We’ll start by simulating die rolls for 10,000 rolls of monopoly and recording the transitions that occurr. For simplicity’s sake, we will ignore the rules about going to jail.

n = length(properties)
marker = 1L
landing = properties[1]
set.seed(100)
for (i in 1:10000) {
  d1 = sample(1:6, 1)
  d2 = sample(1:6, 1)
  roll = d1+d2
  marker = (marker + roll - 1) %% n + 1
  landing = c(landing, properties[marker])
}

ggplot2::ggplot(data = NULL, ggplot2::aes(x = landing)) + 
  ggplot2::geom_bar() + 
  ggplot2::coord_flip()

From here, we can build our transition matrix, which will be quite a bit larger than our initial example of clear, rain, and snow.

trans_matrix <- matrix(0, n, n, dimnames = list(properties, properties))
n = length(landing)
for (i in 1:(n-1)) {
  trans_matrix[landing[i], landing[i+1]] = trans_matrix[landing[i], landing[i+1]] + 1
}

trans_matrix = sweep(trans_matrix, 1, rowSums(trans_matrix), FUN = "/")
trans_matrix |> 
  as.data.table(keep.rownames = "i") |>
  melt(variable.name = "i2") |> 
  _[,i := ordered(i, levels = properties)] |>
  _[,i2 := ordered(i2, levels = properties)] |> 
  ggplot(aes(y = i, x = i2, fill = value)) + 
  geom_tile() + 
  theme(axis.text.x = element_text(angle = 90, hjust = 1, vjust = .5))

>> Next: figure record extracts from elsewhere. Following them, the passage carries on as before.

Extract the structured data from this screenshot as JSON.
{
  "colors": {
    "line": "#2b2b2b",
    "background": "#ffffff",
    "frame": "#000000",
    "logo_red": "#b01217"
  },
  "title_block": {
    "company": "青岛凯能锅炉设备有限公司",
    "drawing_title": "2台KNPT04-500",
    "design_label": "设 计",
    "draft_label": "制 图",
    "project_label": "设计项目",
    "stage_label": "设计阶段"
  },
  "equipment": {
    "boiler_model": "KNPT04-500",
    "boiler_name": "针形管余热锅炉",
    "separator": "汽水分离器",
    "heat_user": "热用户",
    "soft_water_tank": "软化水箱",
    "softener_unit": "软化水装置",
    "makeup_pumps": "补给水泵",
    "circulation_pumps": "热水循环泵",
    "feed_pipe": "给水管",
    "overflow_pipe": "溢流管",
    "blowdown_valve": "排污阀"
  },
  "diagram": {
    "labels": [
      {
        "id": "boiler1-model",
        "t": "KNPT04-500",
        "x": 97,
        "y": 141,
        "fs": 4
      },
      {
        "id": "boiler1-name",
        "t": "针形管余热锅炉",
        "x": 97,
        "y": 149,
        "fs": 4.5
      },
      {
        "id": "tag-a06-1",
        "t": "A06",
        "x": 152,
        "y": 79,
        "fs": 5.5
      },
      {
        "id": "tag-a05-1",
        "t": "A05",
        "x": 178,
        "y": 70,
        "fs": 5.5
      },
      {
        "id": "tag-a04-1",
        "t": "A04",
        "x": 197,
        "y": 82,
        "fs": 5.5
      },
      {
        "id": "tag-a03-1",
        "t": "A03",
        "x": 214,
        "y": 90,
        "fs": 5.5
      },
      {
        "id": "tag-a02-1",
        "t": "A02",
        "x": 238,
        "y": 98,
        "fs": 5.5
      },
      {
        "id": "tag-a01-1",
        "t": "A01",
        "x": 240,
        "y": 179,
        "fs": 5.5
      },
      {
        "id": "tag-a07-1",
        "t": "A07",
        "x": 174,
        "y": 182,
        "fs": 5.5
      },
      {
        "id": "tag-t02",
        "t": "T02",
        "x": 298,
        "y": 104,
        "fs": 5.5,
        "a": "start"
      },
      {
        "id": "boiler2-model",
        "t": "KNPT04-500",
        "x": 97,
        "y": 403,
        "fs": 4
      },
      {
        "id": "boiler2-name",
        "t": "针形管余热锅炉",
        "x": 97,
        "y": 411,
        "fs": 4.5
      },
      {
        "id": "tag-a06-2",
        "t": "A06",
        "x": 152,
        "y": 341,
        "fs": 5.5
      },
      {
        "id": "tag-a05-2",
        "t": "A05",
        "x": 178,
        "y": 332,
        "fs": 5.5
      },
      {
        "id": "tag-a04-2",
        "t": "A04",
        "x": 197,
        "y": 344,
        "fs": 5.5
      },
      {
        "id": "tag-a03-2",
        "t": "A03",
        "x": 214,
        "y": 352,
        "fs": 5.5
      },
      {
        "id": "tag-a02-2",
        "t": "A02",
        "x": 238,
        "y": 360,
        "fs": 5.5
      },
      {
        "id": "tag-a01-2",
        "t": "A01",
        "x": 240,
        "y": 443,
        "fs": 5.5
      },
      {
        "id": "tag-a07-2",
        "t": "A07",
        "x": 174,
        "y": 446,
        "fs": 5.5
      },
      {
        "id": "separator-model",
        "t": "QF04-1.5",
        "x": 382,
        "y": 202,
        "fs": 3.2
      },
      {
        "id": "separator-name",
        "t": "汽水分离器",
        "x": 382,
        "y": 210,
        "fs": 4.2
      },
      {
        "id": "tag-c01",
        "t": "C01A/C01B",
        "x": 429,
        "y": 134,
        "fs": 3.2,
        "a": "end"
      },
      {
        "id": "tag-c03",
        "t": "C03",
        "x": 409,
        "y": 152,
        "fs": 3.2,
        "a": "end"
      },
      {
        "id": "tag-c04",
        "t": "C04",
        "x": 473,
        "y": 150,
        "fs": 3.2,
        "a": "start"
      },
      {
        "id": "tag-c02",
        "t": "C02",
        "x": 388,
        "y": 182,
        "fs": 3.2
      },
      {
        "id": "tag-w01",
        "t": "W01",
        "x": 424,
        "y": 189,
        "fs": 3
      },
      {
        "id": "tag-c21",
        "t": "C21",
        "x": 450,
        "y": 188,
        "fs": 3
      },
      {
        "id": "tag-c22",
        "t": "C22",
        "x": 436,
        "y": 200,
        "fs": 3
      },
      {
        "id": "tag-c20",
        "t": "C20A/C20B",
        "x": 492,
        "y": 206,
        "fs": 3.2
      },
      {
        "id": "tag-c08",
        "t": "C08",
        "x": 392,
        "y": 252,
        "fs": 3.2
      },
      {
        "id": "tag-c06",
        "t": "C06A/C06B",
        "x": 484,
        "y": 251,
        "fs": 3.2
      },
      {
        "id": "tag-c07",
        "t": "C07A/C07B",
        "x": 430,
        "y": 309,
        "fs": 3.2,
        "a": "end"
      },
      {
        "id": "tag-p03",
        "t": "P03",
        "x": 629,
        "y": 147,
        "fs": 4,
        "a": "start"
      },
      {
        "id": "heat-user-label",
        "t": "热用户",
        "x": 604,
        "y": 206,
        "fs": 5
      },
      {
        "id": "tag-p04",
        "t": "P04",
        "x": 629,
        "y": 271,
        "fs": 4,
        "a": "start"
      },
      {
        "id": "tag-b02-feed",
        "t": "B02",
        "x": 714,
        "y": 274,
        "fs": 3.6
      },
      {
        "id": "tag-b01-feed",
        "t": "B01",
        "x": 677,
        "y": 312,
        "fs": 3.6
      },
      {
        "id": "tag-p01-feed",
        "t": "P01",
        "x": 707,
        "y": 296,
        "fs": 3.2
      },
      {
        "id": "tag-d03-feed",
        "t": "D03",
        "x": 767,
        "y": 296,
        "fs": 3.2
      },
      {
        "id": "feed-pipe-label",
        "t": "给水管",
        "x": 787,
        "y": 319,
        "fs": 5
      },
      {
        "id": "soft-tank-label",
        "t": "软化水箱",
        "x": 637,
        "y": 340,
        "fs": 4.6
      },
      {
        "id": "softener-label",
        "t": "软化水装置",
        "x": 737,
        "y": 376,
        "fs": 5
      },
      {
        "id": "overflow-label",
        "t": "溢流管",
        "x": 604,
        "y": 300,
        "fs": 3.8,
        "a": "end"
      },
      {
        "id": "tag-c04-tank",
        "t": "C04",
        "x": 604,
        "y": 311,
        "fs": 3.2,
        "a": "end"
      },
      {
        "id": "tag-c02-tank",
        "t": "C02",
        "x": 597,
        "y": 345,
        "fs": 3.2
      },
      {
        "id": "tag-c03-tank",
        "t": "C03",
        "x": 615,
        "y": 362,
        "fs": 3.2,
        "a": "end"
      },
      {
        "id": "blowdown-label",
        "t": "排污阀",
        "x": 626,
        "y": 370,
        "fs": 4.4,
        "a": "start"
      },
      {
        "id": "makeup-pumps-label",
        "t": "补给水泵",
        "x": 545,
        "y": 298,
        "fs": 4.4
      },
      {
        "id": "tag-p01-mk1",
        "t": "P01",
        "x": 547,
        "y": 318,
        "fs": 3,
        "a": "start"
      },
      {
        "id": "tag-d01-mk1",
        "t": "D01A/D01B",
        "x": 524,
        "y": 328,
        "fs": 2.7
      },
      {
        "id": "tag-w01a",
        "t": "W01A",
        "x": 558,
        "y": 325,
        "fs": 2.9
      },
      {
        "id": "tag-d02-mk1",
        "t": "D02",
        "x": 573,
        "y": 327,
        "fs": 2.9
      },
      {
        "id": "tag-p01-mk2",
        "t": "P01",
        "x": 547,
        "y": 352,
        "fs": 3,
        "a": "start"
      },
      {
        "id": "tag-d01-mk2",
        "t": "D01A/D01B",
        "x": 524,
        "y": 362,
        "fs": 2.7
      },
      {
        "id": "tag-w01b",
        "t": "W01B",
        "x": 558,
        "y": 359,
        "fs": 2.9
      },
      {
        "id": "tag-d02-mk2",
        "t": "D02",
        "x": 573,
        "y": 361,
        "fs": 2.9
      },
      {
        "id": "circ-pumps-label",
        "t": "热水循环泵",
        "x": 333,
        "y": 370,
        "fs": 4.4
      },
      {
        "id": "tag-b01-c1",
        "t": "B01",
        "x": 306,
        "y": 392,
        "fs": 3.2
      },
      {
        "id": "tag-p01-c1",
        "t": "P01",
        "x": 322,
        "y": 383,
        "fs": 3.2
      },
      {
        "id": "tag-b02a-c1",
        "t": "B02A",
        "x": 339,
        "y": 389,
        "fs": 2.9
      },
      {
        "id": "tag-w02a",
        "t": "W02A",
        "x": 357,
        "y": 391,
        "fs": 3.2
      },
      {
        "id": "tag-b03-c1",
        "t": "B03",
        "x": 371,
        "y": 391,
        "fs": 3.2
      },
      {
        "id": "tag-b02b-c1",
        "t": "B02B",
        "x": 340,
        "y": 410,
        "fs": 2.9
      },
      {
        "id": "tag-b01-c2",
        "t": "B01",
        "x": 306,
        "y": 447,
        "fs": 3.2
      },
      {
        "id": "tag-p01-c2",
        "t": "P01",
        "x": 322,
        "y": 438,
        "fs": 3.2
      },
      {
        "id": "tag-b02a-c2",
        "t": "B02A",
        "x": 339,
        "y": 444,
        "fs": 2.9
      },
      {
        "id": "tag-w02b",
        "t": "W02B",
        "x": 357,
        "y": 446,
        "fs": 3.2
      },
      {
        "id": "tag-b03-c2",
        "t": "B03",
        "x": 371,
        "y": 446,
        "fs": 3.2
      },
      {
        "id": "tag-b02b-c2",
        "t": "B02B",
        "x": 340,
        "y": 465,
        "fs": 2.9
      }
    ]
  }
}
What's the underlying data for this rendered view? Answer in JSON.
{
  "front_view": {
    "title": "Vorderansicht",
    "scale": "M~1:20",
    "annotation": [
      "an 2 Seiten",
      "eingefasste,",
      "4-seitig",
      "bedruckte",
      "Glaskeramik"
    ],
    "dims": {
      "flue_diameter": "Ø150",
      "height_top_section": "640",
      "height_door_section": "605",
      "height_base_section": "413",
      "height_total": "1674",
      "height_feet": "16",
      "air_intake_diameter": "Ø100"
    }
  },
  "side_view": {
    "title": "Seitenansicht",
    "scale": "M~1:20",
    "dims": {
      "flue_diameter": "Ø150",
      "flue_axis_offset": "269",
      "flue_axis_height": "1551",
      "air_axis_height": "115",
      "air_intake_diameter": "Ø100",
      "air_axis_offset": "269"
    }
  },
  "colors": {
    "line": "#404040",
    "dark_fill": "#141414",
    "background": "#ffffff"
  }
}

So, let’s put our markov chains into practice. What first roll of the dice is most likely to land you on the Boardwalk?

lapply(1:8, \(roll) {
  x = trans_matrix %^% roll
  x = x[3:12,ncol(x)] |> as.data.table(keep.rownames = "start")
  setnames(x, c("starting_roll", "boardwalk_prob"))
  x[,roll:=roll]
  x
}) |>
  rbindlist() |>
  ggplot(aes(y = ordered(starting_roll, levels = properties), x = as.character(roll+1), fill = boardwalk_prob, label = scales::percent(boardwalk_prob, .1))) + 
  geom_tile() + 
  geom_text(color = "white") +
  theme_classic() +
  theme(legend.position = "none") +
  labs(x = "Dice Rolls", y = "Starting Position", title = "Probability of Landing on Boardwalk"
       , fill = NULL)

So, based on our simulation (which doesn’t account for Go to Jail or Chance / Community Chest), your highest probabilities for landing on boardwalk decrease as you move from either the tail end of a possible initial roll (12 St. Charles) or the head (2 Community Chest) towards Chance. In our simulation, if you can get to Connecticut Avenue or farther your chances are the best for landing on Boardwalk.